I'm a first timer in the process of replacing fascia board. House has a hip roof with 2x4 rafters square cut to 2x4 fascia board. First 18" of plywood is taken off all the way around. I took the old fascia board off and ran into an issue - rafter ends are not level horizontally (up to 1/2"). I think it's mostly due to shims (between top of the wall and rafter) not being of a consistent thickness as well as several rafters having some axial twisting. Here is a sketch:

https://docs.google.com/document/d/1zGd3xBP678jb3D6Kvl3Z9chBDlrBDSiRH7t1bgKMtds/edit?hl=en_US&pli=1


My question is how to choose the best level to start from? My first thought was to put up a first 2x4, try to average out how much rafter ends are not flush with the top of the 2x4 with the same amount of other (lower rafters) below the bottom and find a median. With this in mind I installed first board at the corner, but after turning the corner and nailing 2nd board level with the first one, I ended with all rafter ends (that 2nd board is sitting against) higher that the board, i.e. my original "centerline" was chosen pretty low. I was wondering if there is a better way of doing this? Should I run a string line around the whole house to get a better level idea of all rafter tails? Should I base my level of the lowest rafter end and let plywood follow the rafters as they are instead of installing fascia board higher than some low rafter ends and forcing plywood end to sit of the fascia board with a gap to those rafters?
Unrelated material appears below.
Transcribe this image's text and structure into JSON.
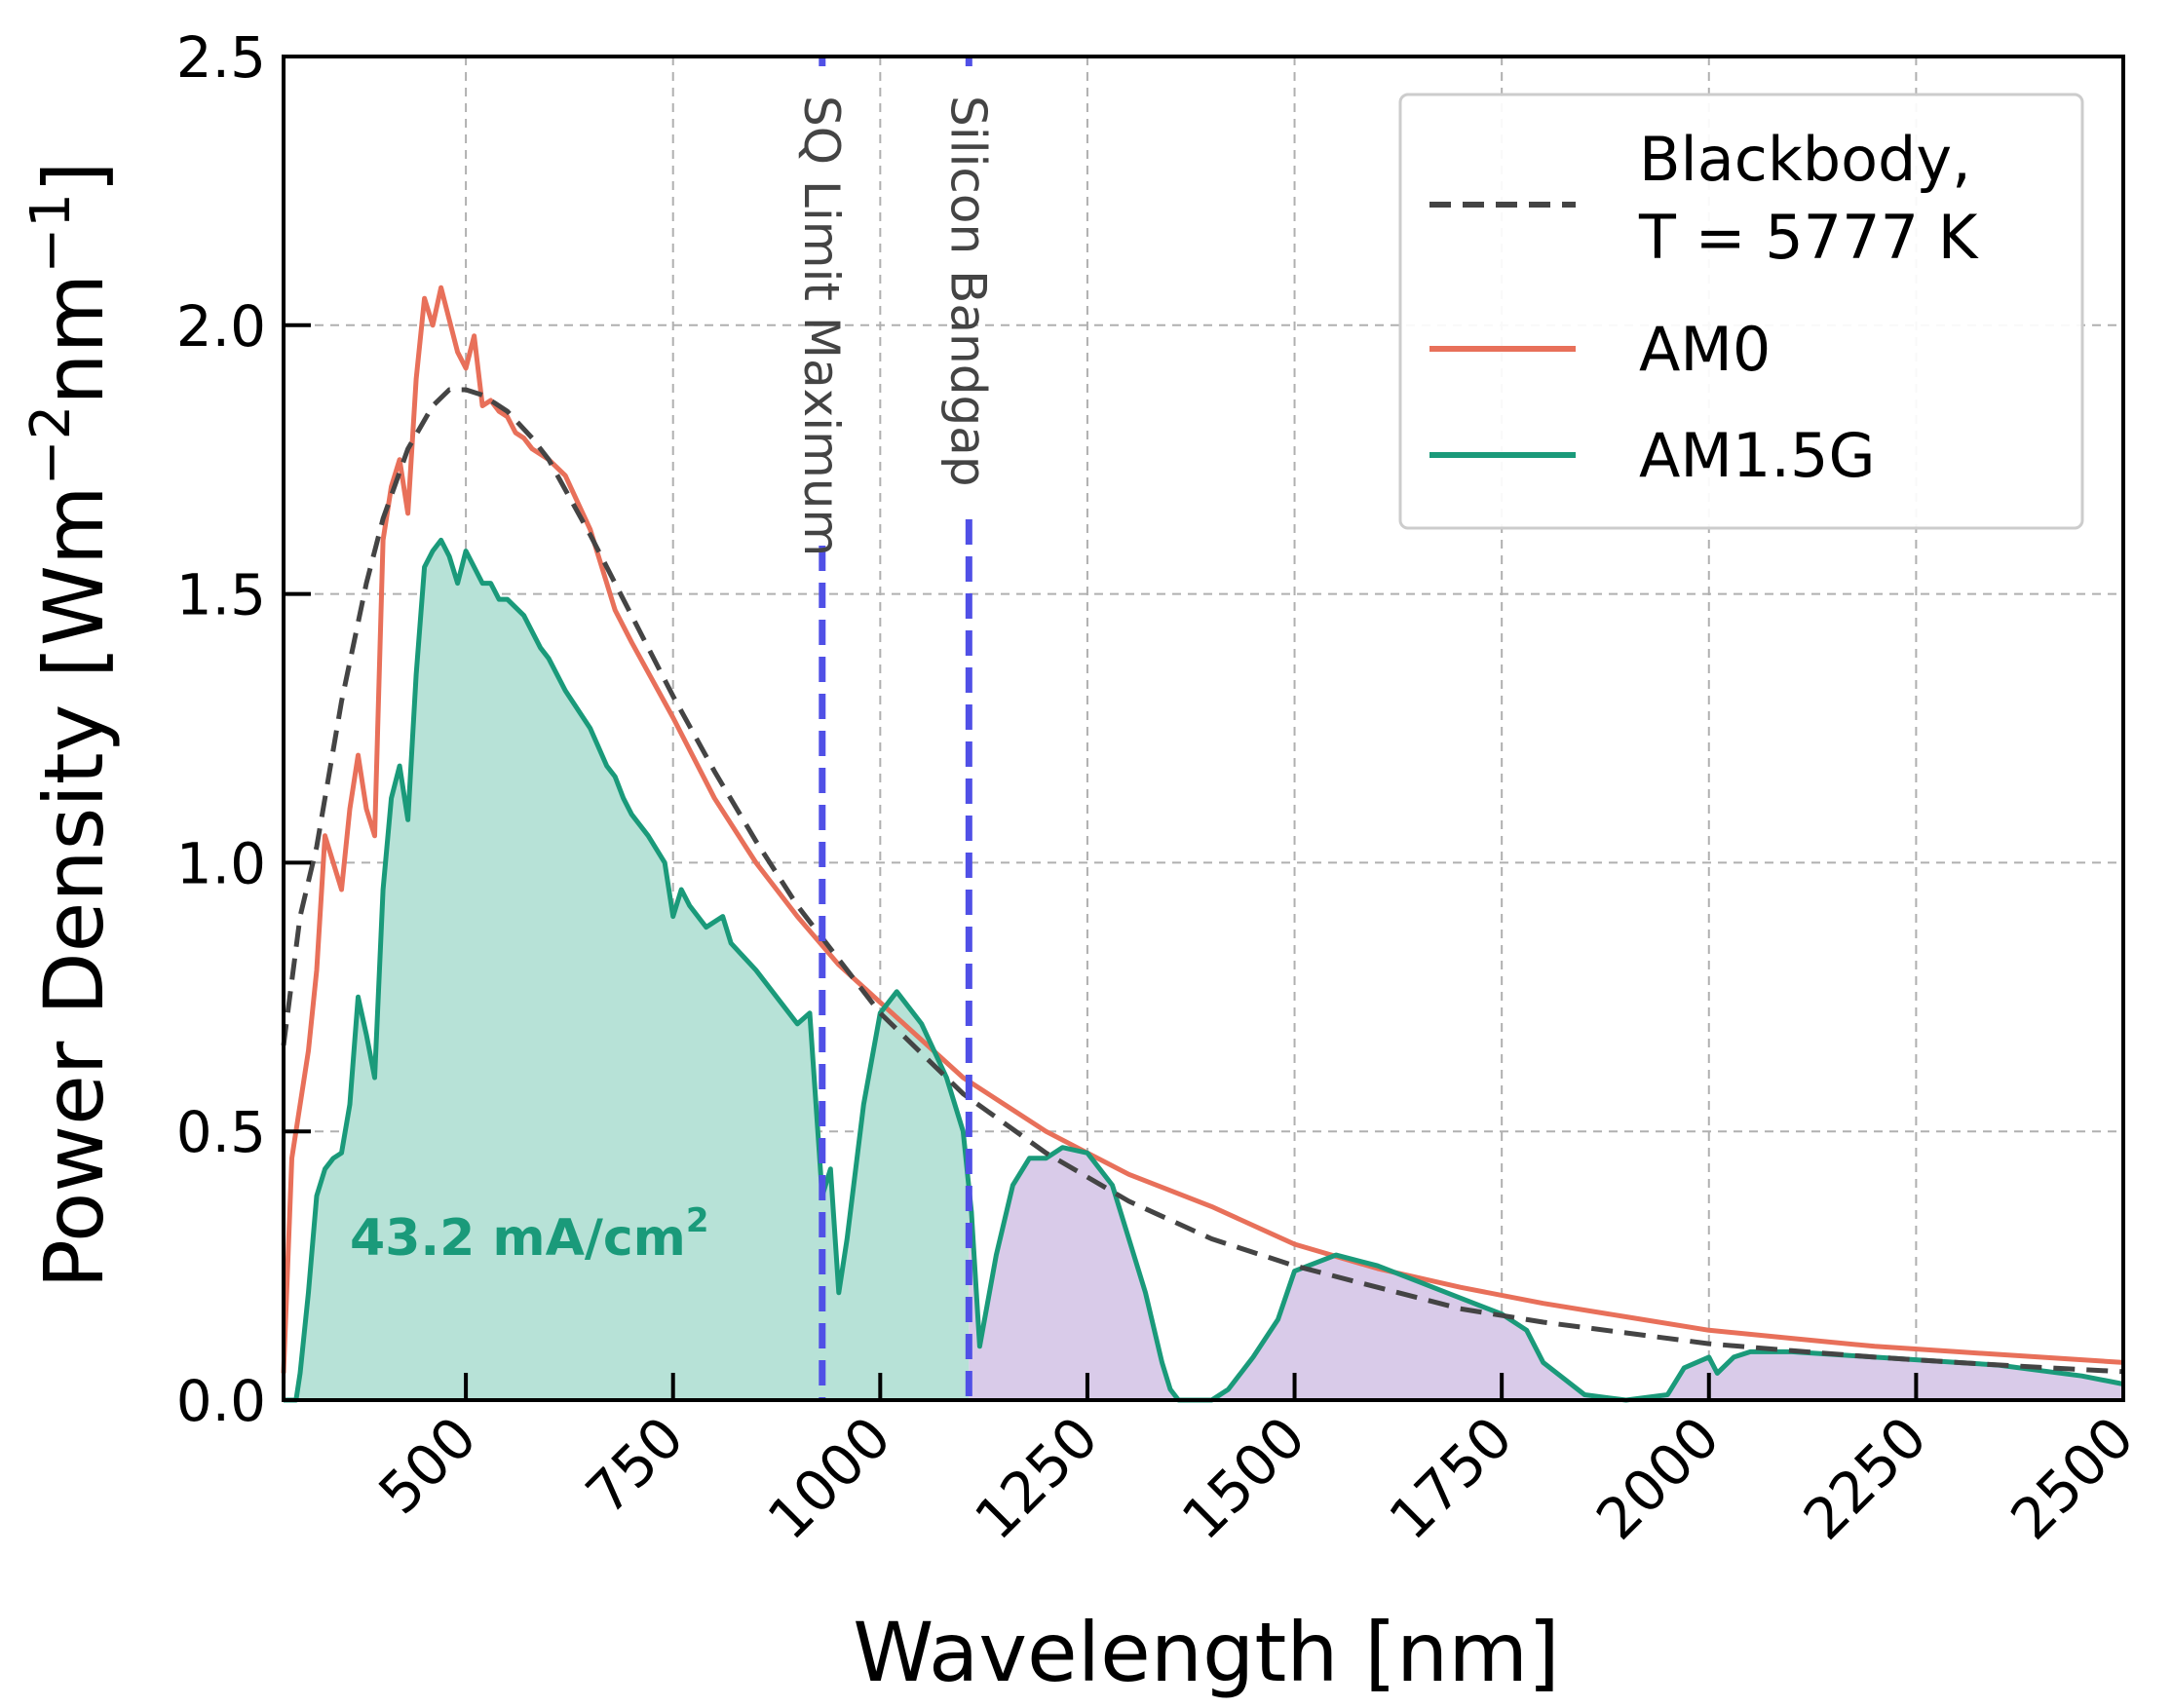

That way I will have some gaps between plywood an 2x4 fascia, which will be covered by drip edge anyways. 
Pardon my long write up.
Your input is greatly appreciated.


----------



## BridgeMan (Jan 18, 2012)

You're fighting an uphill battle if your intent is to install level fascia boards on a house having rafter ends that may not be close to level.  Have you shot a level (laser or string) line all the way around, to determine how much variation there is?  I'd be inclined to match the median of what's there, shimming and trimming any individual differences.  When you're all done and things are buttoned up, only you will know.


----------



## nealtw (Jan 18, 2012)

We see this kind of stuff on new trusses all the time, I would use 2x6 facia, it hides the defects better. Install it level with the highest rafters and scab 18" 2x4s on the side of the low ones to bring the plywood level at the edge.


----------